Charles Mavaut fait le compte-rendu du voyage auquel, en tant que délégué de la Conférence nationale des Académies, il a participé en mai 2003 à l’occasion de la commémoration de l’arrivée de Champlain en 1603. Un des moments les plus marquants de ce voyage « Sur les traces de Champlain aux origines de la France d’Amérique, l’Acadie et le Québec » fut d’assister à l’inauguration d’une sculpture, œuvre conjointe d’un Innu et d’un Canadien, rendant hommage à l’accueil réservé à Champlain par les Amérindiens dont l’aide lui permit de s’adapter à la vie locale.
Puis Charles Mavaut évoque le colloque « Francophonie en Amérique : quatre siècles d’échange Europe, Afrique, Amérique » organisé par Michel Têtu à l’université Laval à Québec où un chef Innu, gardien indéfectible de la tradition orale, reçut le doctorat d’honneur de l’université Laval.
Rappelant les thèmes retenus : la politique nord-américaine, le Québec dans l’Amérique du nord, Autochtones en Amérique, il mentionne quelques-uns des sujets traités dans les différentes séances ou en ateliers : l’Amérindien, l’Européen, l’Africain ; chroniqueurs et découvreurs ; interculturalité, métissage et créolité ; littérature et identité culturelle ; femmes d’ici et d’ailleurs.
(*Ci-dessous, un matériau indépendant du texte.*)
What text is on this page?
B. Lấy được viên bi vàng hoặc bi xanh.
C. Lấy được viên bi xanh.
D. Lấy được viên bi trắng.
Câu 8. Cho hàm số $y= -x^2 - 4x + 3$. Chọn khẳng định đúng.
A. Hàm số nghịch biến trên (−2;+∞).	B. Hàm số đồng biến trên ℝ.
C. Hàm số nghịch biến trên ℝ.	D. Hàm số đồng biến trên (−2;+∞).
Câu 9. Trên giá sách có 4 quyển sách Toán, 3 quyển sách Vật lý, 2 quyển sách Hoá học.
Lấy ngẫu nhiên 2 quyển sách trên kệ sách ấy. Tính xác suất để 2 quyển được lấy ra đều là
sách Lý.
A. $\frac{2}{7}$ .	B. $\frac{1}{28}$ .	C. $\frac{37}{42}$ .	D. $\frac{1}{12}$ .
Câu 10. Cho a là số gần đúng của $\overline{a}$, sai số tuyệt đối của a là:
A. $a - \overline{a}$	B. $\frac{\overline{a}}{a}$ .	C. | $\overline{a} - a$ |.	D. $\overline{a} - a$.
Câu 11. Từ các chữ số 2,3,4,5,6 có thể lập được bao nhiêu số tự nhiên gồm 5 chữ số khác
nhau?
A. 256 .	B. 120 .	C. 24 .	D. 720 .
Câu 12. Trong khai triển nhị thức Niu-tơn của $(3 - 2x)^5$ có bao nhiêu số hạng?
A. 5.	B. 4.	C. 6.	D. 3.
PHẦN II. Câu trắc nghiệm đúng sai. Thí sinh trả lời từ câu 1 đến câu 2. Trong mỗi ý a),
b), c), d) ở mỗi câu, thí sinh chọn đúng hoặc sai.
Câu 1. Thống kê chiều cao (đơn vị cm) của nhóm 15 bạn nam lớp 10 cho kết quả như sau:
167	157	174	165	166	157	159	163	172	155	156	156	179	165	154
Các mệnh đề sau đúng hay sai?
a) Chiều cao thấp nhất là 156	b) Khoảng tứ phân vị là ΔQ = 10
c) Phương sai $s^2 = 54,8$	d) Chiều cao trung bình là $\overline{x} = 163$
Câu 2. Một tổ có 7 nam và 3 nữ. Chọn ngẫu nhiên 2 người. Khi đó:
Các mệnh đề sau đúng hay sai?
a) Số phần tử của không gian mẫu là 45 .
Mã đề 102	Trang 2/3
Il termine en insistant sur le rôle des 28 académies non parisiennes, fondées pour la plupart avant la Révolution.
Enfin, Pierre Murith s’intéresse à la présence linguistique suisse en terre de Champlain.
Dès le XVe siècle, la confédération helvétique devient une puissance militaire redoutable. Les Suisses vont servir comme mercenaires à l'étranger, notamment au service des rois de France. Ils portent alors un costume bigarré encore en usage dans la garde suisse du Vatican.
Avec Pierre de Mons et Champlain, un groupe de soldats suisses participe à l'expédition qui quitte Le Havre en 1604. D'autres Suisses suivront en 1643, en 1649, en particulier Miville dit « le Suisse » qui reçoit des terres en face de la ville de Québec en 1649, d'où encore actuellement une terre appelée « canton des Suisses ». On peut encore citer le Neûchatelois Jacques Bizard, gouverneur adjoint de Montréal en 1691, seigneur de l'île de Bonaventure appelée par la suite île Bizard.
Cette présence suisse a laissé quelques marques dans la langue du Québec.
On a par exemple appelé suisse un écureuil dont le pelage rappelait les rayures de l'uniforme des soldats suisses. Par allusion à certaines caractéristiques de cet animal ont été construites des expressions comme « gras comme un suisse », « rapide comme un suisse ». Le mot suisse sert aussi de terme d'affection par référence au petit animal. Le mot est encore utilisé pour désigner une longue veste portée par les collégiens et les séminaristes, puis par métonymie a désigné les personnes elles-mêmes. On explique cet usage soit par la ressemblance avec l'uniforme des soldats suisses, soit à cause de l'emploi en français de suisse pour désigner l'employé chargé de garder une église. On utilise encore ce mot pour désigner un traîneau rudimentaire. L'étymologie est incertaine.
Au XIXe siècle, à cause d'une nouvelle vague d'immigrants suisses, un autre emploi du mot suisse apparaît, il désigne alors le protestant de langue française. Au Canada, jusqu'alors, les mots français et catholique avaient été synonymes, comme anglais et protestant l'étaient. Comme les premiers non-catholiques francophones avaient été des Suisses, pour le Canadien français catholique le mot suisse désigna le protestant de langue française.
Le calviniste Pierre de Mons qui quitte Le Havre en 1604 peut être considéré comme un « suisse » avant la lettre.
Monsieur Pierre Garceau conclut la séance de Brouage en rappelant que les expéditions de Champlain n’étaient pas financées par le roi de France mais par Dugua de Mons qui obtint en échange un droit exclusif sur le commerce des fourrures.